Nas últimas eleições para governador votei em Sartori, ainda que eu não seja PMDB. Foi um voto de reconhecimento! Desde Yeda Crusius nenhum governador trabalhou tanto para reestabelecer o equilíbrio orçamentário do Rio Grande. É evidente que os estadistas, porque enxergam o futuro no longo prazo, muitas vezes são preteridos nas urnas, como foi o caso de Yeda e de Sartori e de tantos outros líderes mundiais. Perderam nas urnas, mas entraram na história de cabeça erguida, com os louros do dever cumprido.
Elegeu-se Eduardo Leite e, para felicidade dos gaúchos, ele continuou o trabalho de Sartori, emplacando reformas estruturais importantes, entre as quais a previdenciária e conseguiu destravar o processo de desestatização de empresas deficitárias, notadamente usadas como moeda de troca e como cabides de emprego.

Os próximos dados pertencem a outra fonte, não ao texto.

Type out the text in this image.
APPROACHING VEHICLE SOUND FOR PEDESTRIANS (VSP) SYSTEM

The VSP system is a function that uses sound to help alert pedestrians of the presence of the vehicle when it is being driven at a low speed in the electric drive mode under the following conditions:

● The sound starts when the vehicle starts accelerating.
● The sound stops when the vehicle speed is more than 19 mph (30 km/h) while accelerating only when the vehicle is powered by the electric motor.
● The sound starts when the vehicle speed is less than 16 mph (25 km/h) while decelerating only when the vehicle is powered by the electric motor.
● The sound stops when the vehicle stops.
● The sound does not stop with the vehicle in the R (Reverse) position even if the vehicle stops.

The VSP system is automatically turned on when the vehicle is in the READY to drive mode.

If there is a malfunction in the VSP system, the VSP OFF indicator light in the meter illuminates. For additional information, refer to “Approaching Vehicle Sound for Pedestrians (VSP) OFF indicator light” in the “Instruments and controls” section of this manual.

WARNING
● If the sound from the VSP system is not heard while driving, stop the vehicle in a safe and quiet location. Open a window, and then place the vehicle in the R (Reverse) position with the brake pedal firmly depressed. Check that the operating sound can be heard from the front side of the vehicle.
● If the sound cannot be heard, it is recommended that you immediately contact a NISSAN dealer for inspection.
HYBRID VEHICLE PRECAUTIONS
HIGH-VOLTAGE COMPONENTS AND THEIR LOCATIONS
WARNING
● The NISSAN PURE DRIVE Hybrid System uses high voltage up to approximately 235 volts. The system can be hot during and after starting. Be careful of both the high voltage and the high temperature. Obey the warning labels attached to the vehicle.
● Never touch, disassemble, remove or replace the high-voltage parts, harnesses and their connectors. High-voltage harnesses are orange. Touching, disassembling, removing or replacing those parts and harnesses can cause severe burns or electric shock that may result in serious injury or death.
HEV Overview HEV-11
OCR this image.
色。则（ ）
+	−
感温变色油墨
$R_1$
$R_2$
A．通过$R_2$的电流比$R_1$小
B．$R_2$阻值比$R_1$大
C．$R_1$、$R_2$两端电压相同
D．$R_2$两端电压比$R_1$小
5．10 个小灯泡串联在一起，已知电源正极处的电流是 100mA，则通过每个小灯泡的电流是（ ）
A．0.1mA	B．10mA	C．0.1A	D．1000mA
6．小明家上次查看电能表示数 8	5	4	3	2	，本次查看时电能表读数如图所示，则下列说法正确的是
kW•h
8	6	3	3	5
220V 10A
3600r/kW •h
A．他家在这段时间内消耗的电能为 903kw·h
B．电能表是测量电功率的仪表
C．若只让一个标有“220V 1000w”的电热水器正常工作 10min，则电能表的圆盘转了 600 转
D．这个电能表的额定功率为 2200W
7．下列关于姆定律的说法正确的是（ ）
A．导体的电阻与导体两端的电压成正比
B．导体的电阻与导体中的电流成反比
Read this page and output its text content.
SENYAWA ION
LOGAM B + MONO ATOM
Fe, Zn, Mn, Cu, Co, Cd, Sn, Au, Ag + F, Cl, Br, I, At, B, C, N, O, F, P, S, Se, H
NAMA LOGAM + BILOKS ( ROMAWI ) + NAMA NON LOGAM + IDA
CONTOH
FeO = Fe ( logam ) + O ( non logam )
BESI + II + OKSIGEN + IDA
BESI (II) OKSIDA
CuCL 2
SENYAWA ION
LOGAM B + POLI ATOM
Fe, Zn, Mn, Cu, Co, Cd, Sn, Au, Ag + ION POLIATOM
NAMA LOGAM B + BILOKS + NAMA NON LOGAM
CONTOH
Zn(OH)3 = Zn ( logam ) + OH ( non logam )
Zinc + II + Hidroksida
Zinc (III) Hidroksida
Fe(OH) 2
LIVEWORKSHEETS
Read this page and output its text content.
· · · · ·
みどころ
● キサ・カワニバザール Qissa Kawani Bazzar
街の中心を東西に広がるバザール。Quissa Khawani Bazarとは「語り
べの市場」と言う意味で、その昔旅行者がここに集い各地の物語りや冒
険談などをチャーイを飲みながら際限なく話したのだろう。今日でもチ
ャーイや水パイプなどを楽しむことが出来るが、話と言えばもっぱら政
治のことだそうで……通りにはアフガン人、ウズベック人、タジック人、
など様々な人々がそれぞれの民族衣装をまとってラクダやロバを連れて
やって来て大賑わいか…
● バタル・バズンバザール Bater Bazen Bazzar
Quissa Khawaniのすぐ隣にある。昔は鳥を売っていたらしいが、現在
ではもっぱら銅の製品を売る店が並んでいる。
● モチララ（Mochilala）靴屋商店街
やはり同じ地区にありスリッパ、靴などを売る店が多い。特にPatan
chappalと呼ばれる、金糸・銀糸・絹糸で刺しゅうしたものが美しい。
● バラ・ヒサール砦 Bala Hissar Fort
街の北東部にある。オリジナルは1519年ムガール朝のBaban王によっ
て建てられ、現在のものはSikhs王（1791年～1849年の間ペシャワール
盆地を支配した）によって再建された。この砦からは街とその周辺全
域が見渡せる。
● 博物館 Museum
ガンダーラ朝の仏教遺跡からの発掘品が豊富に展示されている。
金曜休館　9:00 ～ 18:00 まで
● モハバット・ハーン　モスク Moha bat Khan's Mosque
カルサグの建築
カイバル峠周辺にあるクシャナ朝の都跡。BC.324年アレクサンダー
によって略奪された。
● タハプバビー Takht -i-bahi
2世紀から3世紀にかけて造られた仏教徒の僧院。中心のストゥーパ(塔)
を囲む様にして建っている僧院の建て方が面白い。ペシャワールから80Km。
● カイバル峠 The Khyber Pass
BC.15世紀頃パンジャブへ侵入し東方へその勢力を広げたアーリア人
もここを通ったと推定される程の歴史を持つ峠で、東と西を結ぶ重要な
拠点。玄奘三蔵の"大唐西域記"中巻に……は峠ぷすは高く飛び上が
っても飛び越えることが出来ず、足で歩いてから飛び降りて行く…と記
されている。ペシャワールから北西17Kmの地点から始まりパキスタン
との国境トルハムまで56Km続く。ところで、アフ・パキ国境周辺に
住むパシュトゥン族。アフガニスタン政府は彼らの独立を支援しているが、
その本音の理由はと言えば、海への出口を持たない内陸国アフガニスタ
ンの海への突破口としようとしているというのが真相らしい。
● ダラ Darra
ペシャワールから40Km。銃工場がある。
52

É evidente que o grande diferencial entre Sartori e Leite foi a capacidade de diálogo. Os que conhecem Eduardo Leite, pessoalmente, são unânimes em afirmar tratar-se de pessoa extremamente educada, agregadora, sempre usando uma linguagem clara e objetiva, o que resulta num forte poder de comunicação e de persuasão.
Esta sua capacidade de diálogo e a transparência de seus atos, deu-lhe credibilidade suficiente para convencer aos deputados estaduais da viabilidade de suas ideias para a recuperação das contas públicas. É inegável que o apoio da maioria dos deputados minimizou os efeitos danosos de uma oposição sistemática, que não faz, nem deixa fazer, porque sempre visa as próximas eleições, agarrando-se no princípio do quanto pior melhor. Aliás, esta bomba de ignorância, Leite desarmou quando anunciou que não seria candidato a reeleição e que, com o apoio de todos, mesmo da oposição raivosa, seria possível construir as condições mínimas necessárias para que o próximo governante, que poderia ser de qualquer partido, tivesse melhores condições para governar.
O fato é que, desde Yeda, nunca o Estado conseguiu fechar o ano com superávit orçamentário e, muito importante, disponibilizando recursos interessantes para investimentos públicos. Na verdade, os governadores que o antecederam queimavam suas energias tolamente administrando a folha do funcionalismo. É muito pouco para qualquer um que pretenda fazer a diferença!
Eu fico feliz com a vitória de Eduardo Leite, até porque me sinto gratificado sempre que a prática confirma a teoria. Aliás, uma vez um aluno disse em aula que a “teoria na prática é diferente”. Neste caso é bom lembrar que qualquer teoria, principalmente as econômicas, baseia-se em teses que terão de ser aceitas ou rejeitadas. Então, o segredo de fazer as coisas acontecerem é trabalhar no sentido de diagnosticar cada variável e trabalhar para corrigir suas distorções. Esta é a diferença. Este foi o diferencial de Eduardo Leite. Inclusive, provou na prática, que é possível pagar em dia o funcionalismo público.
Além do apoio dos deputados e da redução do rombo da previdência, muito além de destravar as desestatizações, houve um trabalho para diminuir a burocracia, o que melhorou a gestão. A sonegação foi combatida com eficiência e a inflação fez aumentar a arrecadação. O resultado nós conhecemos na prática: a redução da criminalidade, a melhora do desempenho industrial, apesar da pandemia, os resultados extraordinários das safras agrícolas antes da seca, mas que alavancaram a receita tributária. Tudo contribuiu para que o PIB do Estado crescesse acima da média nacional e que possamos, mesmo com pandemia, comemorar um superávit de 64 bilhões de reais. Temos governo, sim!